Standing at the mouth of the Hugh L. Carey/Brooklyn Batter Tunnel in Lower Manhattan earlier this afternoon, following a tour of the flooding within, Governor Andrew Cuomo gave yet another one of his rousing speeches on the trials of New York under pressures, particularly how it is that the physical infrastructure that makes this city tick can also bring it to its knees if a disaster occurs.
But before we get to that, what exactly is the status of the tunnel, one of the city’s busiest, with a daily traffic of some 50,000 vehicles? MTA Chairman and CEO Joe Lhota began by relating of the story he told earlier this week, of meeting the governor at the mouth of the tunnel by happenstance on Monday night, where they took in the hellish scene.
“Where you are all standing right now, there were raging, white rapids,” Mr. Lhota said. “The Hudson River crested and came roaring down into our tunnels, both tubes of our tunnels are filled, they’re fulled with 43 m galls of water, each one is filled with 43 m gall of water. It stretches 6,000 feet, over a mile, about a mile and a quarter of nothing but water.”
“I will tell you what I saw was so extraordinary, I actually thought it was capable of providing hydro power, it was coming in with such great speed and with a roaring noise that you just couldn’t possibly imagine. Also try to imagine, it was pitch black, the power was out downtown, and this was all we saw.”
It was this scene that had the governor ruminating on the resilience, but also the vulnerability, of the city.
“They say sometimes that when it comes to personalities, your greatest strength can be your greatest weakness,” the Governor said. “In some ways, that is true for this city, also. What made this city and made this state was our proximity to the water, it was our port, it was the Hudson River, the Erie Canal, that’s what made us. What made Manhattan was the engineering marvel of being able to build not just above ground but below ground. How do you get so much done on this slim island? Because we build high and we build deep. That is our great strength. That becomes a great liability in the face of a storm, and that is what we have seen, in a way we haven’t seen in decades, if ever.”
The governor then shared his recollections of Monday night’s flooding. “The story that Joe tells about Monday night still gives me chills. We were standing up on that over pass, the water coming through here was three, four, five feet deep. The Huson River came right across the West Side Highway, the East River was coming down from that side, and the only question was, When does it end? Has the river crested? Because at one point you just feared that you would have just submerged all of the Battery.”
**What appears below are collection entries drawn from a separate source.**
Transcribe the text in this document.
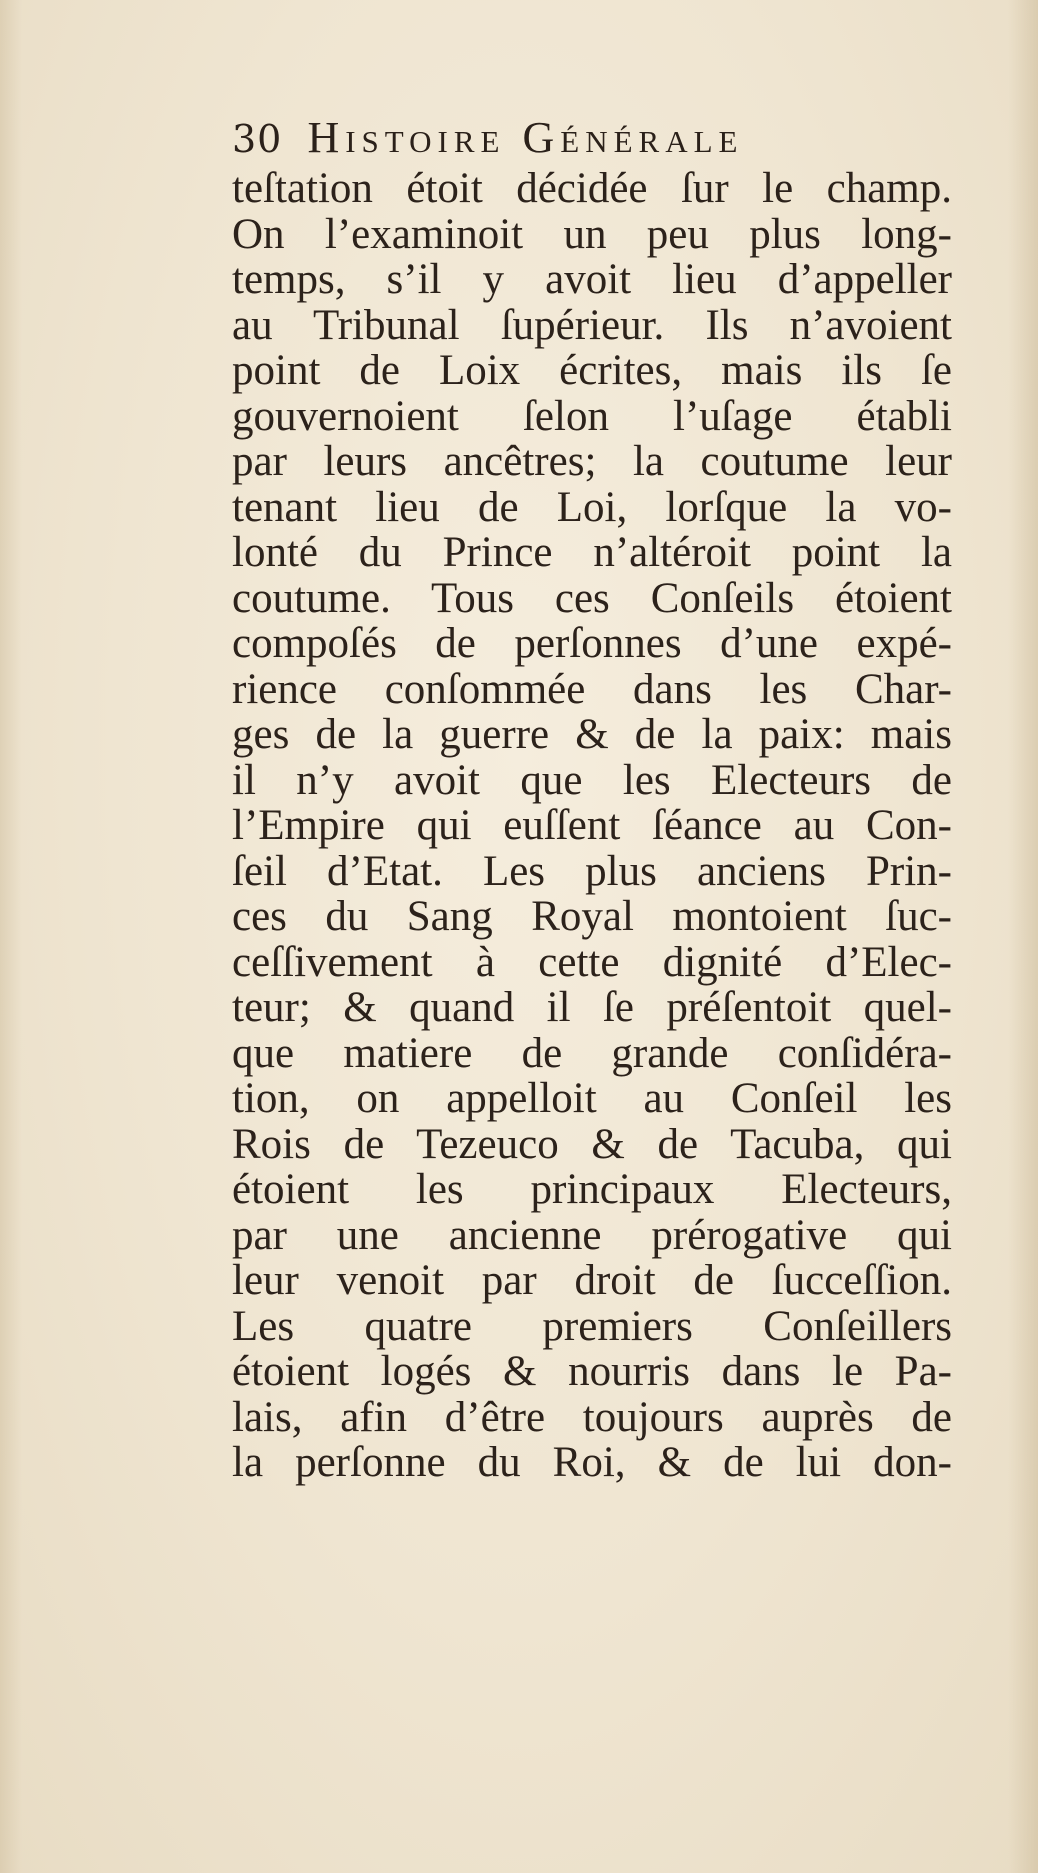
30 Histoire Générale
teſtation étoit décidée ſur le champ.
On l’examinoit un peu plus long-
temps, s’il y avoit lieu d’appeller
au Tribunal ſupérieur. Ils n’avoient
point de Loix écrites, mais ils ſe
gouvernoient ſelon l’uſage établi
par leurs ancêtres; la coutume leur
tenant lieu de Loi, lorſque la vo-
lonté du Prince n’altéroit point la
coutume. Tous ces Conſeils étoient
compoſés de perſonnes d’une expé-
rience conſommée dans les Char-
ges de la guerre & de la paix: mais
il n’y avoit que les Electeurs de
l’Empire qui euſſent ſéance au Con-
ſeil d’Etat. Les plus anciens Prin-
ces du Sang Royal montoient ſuc-
ceſſivement à cette dignité d’Elec-
teur; & quand il ſe préſentoit quel-
que matiere de grande conſidéra-
tion, on appelloit au Conſeil les
Rois de Tezeuco & de Tacuba, qui
étoient les principaux Electeurs,
par une ancienne prérogative qui
leur venoit par droit de ſucceſſion.
Les quatre premiers Conſeillers
étoient logés & nourris dans le Pa-
lais, afin d’être toujours auprès de
la perſonne du Roi, & de lui don-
If only this was our only problem, but at least the worst is over. “As massive as the Brooklyn Battery Tunnel is, you have to times that by six, seven, eight, nine, ten times. You have the Holland Tunnel, you have the Midtown Tunnel, you have subway tunnels that are still flooded, you have Con Ed vaults that are still flooded. This is an engineering feet that we have never undertaken before. So we do need the help, but the good news is the help is coming.”